Jepang pada hari Selasa menolak untuk mengkonfirmasi apakah ada informasi keamanan yang bocor melalui serangan dunia maya setelah sebuah laporan mengklaim China meretas jaringan pertahanan negara tersebut.
Peretas militer China diduga memperoleh akses ke jaringan pertahanan sensitif dan rahasia di Jepang pada tahun 2020, yang memberi Beijing akses ke kemampuan, rencana, dan penilaian kekurangan militer Tokyo, Washington Post melaporkan pada hari Senin.
Peretasan itu ditemukan oleh Badan Keamanan Nasional AS (NSA), mendorong kepala badan itu terbang ke Tokyo untuk memberi pengarahan kepada menteri pertahanan Jepang, yang meminta para pejabat AS untuk memperingatkan perdana menteri itu sendiri, kata laporan surat kabar itu.
Kepala NSA Jenderal Paul Nakasone, dan wakil penasihat keamanan nasional Gedung Putih saat itu, Matthew Pottinger, adalah bagian dari delegasi tersebut. "Itu buruk - sangat buruk," kata seorang mantan pejabat militer AS yang diberi pengarahan tentang acara tersebut kepada surat kabar tersebut.
Kepala Sekretaris Kabinet Jepang Hirokazu Matsuno mengatakan kepada wartawan pada hari Selasa bahwa Jepang dan AS selalu menjalin komunikasi yang erat di berbagai tingkatan.
"Karena sifat masalahnya, saya tidak dapat memberikan perincian lebih lanjut tentang komunikasi tersebut, tetapi kami belum mengonfirmasi fakta bahwa informasi keamanan telah bocor karena serangan dunia maya," katanya.

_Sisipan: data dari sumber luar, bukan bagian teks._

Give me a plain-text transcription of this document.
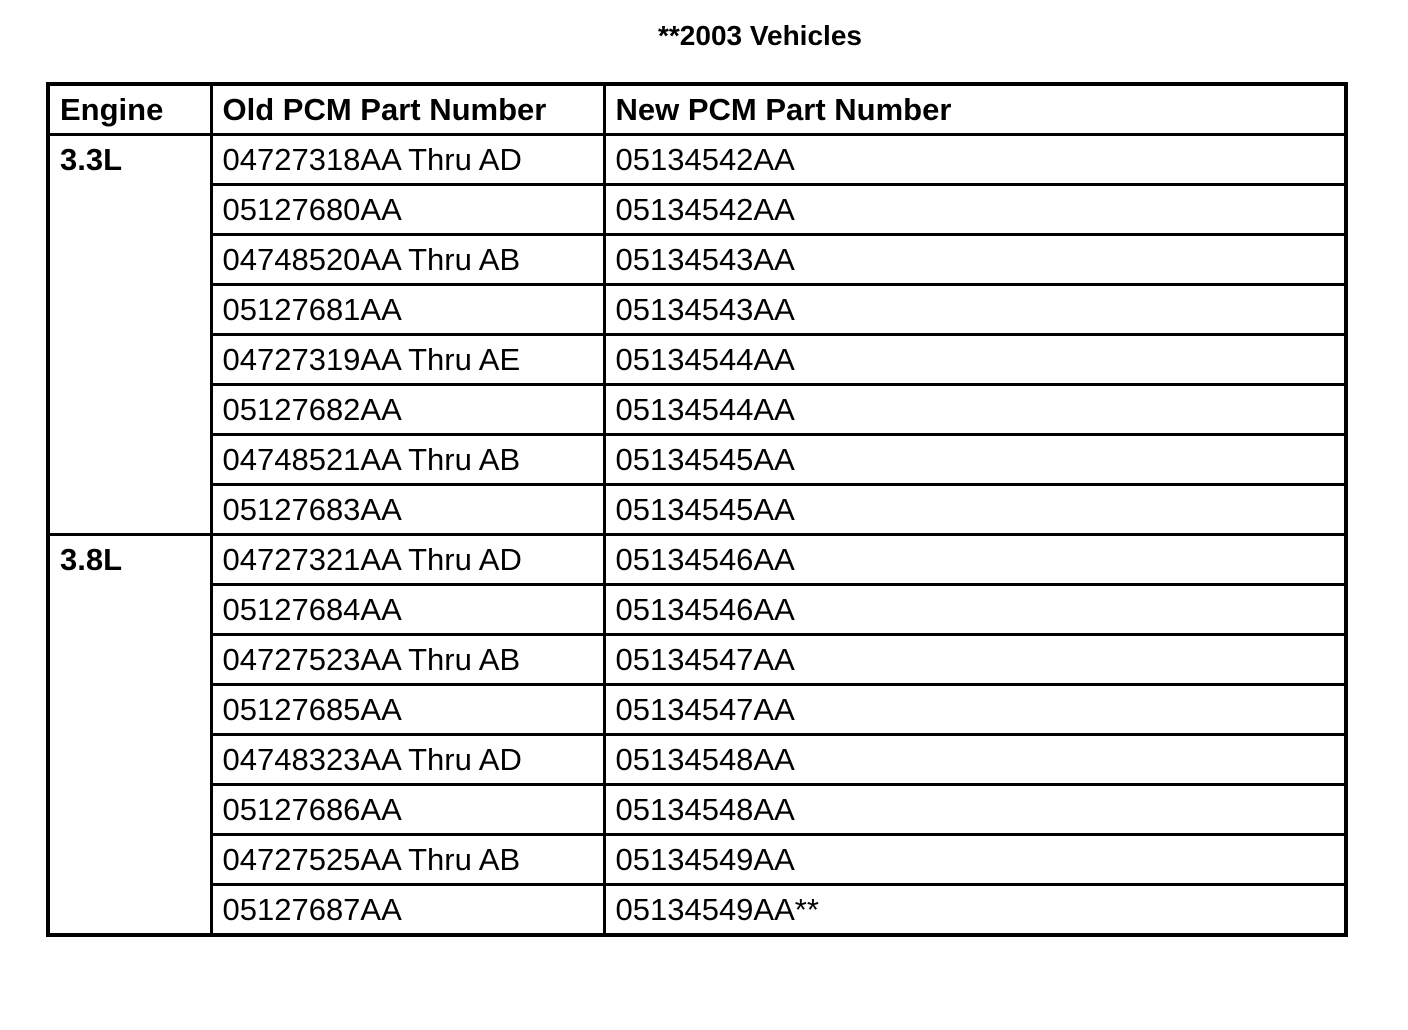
**2003 Vehicles
Engine	Old PCM Part Number	New PCM Part Number
3.3L	04727318AA Thru AD	05134542AA
	05127680AA	05134542AA
	04748520AA Thru AB	05134543AA
	05127681AA	05134543AA
	04727319AA Thru AE	05134544AA
	05127682AA	05134544AA
	04748521AA Thru AB	05134545AA
	05127683AA	05134545AA
3.8L	04727321AA Thru AD	05134546AA
	05127684AA	05134546AA
	04727523AA Thru AB	05134547AA
	05127685AA	05134547AA
	04748323AA Thru AD	05134548AA
	05127686AA	05134548AA
	04727525AA Thru AB	05134549AA
	05127687AA	05134549AA**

Mr Matsuno juga mengatakan bahwa keamanan dunia maya adalah dasar untuk mempertahankan aliansi Jepang-AS dan bahwa Jepang akan terus bekerja untuk menjaga jaringannya tetap kokoh dan aman.
Secara terpisah, menteri pertahanan Yasukazu Hamada mengatakan: "Kami belum mengonfirmasi bahwa informasi rahasia yang dipegang oleh kementerian pertahanan telah bocor karena serangan siber," kata menteri tersebut.
Tanggapan lambat Jepang untuk meningkatkan jaringan sibernya dapat menghambat pembagian intelijen yang lebih besar antara Pentagon dan Kementerian Pertahanan Jepang, kata surat kabar itu, mengutip para pejabat.
Pelanggaran yang disponsori negara China telah menjadi semakin umum, dengan AS menjadi negara terbaru yang menjadi sasaran para peretas.
Sejak Mei, peretas telah secara diam-diam mengakses akun email di sekitar 25 organisasi, termasuk lembaga pemerintah AS, kata pejabat Microsoft dan AS. China belum mengomentari insiden itu.